Finalmente, seja qual for a estratégia de mudança que um dia pretendas levar a cabo, ela deve estar sempre apoiada na consciência de que este Brasil é ainda um imenso e falido Portugal, submergido – como dizia Camões – no gosto da cobiça e na rudeza de uma austera, apagada e vil tristeza.

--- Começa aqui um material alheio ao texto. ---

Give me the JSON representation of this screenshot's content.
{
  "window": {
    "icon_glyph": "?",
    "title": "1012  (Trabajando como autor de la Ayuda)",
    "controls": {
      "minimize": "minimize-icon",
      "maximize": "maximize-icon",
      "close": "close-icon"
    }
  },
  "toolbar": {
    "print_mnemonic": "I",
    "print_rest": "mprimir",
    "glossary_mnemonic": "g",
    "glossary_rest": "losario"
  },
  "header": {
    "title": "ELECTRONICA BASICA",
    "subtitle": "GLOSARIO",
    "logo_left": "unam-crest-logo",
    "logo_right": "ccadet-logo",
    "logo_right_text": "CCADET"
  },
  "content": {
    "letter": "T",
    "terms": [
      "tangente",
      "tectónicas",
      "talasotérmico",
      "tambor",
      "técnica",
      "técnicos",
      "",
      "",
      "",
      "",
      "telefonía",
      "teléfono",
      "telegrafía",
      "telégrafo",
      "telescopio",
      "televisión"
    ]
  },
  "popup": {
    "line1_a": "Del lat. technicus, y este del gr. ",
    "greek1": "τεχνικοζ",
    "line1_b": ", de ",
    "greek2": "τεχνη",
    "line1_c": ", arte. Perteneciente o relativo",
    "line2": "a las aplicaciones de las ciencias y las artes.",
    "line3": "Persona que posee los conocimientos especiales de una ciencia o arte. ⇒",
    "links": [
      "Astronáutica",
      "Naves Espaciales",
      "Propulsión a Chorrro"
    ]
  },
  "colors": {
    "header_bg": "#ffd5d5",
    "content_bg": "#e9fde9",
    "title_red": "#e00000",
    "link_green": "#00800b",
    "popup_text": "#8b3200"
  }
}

Este magnífico texto é de autoria do meu mestre Ézio Flávio Bazzo

Um comentário:

  1. Excelente texto.
    Mostra toda consciência sobre o tal "processo democrático" sob o qual estamos subjugados.
    Faz muito mais sentido a autonomia humana, independente, comunitária e socialmente sustentável, do que a delegação e a representação. Só que num mundo de miseráveis (em todos os aspectos) essa consciência está longe de ser norma - o que dizer sobre sustentabilidade comunitária, autonomia humana etc.
    Aprendi que política, todos fazemos desde o momento em que nascemos. Aprendi, também, que politicamente, evoluimos (nem que seja minimamente) a cada estágio, hora sendo devorado pelo capital, hora sendo aturdidos pelo Estado, até que (quem sabe) um dia, possamos provar de nossas próprias conquistas.
    Parabéns pela postagem e pelo tema relevante.